Efruxifermin (AKR-001) is an investigational drug developed by Akero Therapeutics, acting as a fibroblast growth factor 21 (FGF21) analog developed to treat metabolic dysfunction-associated steatohepatitis (MASH), formerly known as non-alcoholic steatohepatitis (NASH), and type 2 diabetes.

Efruxifermin is designed to mimic the biological activity of FGF21, which is a metabolic hormone, primarily produced and secreted by hepatocytes in response to metabolic stressors such as fasting, ketogenic diets, or high carbohydrate intake. Its dysfunction is a key contributor to MASH. FGF21 acts to regulate systemic energy balance, glucose metabolism, and lipid oxidation. It does so by binding to specific fibroblast growth factor receptors (FGFRs)—primarily FGFR1c, FGFR2c, and FGFR3c. However, FGFRs alone have low specificity and affinity for FGF21. They require transmembrane protein β-klotho (KLB) as a co-receptor to enable effective signaling. Efruxifermin acts as an agonist of FGFR1c, FGFR2c, and FGFR3c, with co-activation requiring the presence of KLB, which is consistent with the biological activity of FGF21.

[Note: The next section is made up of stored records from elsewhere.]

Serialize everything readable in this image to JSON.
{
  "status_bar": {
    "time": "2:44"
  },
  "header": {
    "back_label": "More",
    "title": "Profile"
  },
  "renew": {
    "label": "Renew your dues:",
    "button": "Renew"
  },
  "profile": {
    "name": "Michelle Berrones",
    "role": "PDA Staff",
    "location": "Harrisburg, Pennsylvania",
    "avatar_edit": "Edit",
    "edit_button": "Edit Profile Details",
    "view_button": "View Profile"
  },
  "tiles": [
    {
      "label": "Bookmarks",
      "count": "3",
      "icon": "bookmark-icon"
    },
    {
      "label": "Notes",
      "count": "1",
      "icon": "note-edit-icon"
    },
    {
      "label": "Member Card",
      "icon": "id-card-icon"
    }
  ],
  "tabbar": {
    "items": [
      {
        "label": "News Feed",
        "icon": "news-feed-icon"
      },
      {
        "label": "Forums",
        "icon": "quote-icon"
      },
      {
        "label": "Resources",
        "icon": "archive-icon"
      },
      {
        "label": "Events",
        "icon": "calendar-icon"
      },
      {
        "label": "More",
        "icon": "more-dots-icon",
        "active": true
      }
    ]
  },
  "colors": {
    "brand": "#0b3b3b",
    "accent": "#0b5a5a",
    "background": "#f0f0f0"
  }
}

As of beginning of 2025, efruxifermin is undergoing Phase 3 clinical trials in the SYNCHRONY program, which includes studies targeting both pre-cirrhotic MASH and compensated cirrhosis due to MASH. The SYNCHRONY program builds on results from two 96-week Phase 2b clinical trials, where 39-41% of patients receiving the drug experienced at least a one-stage improvement in fibrosis without worsening of MASH, compared to 15-20% in the placebo group.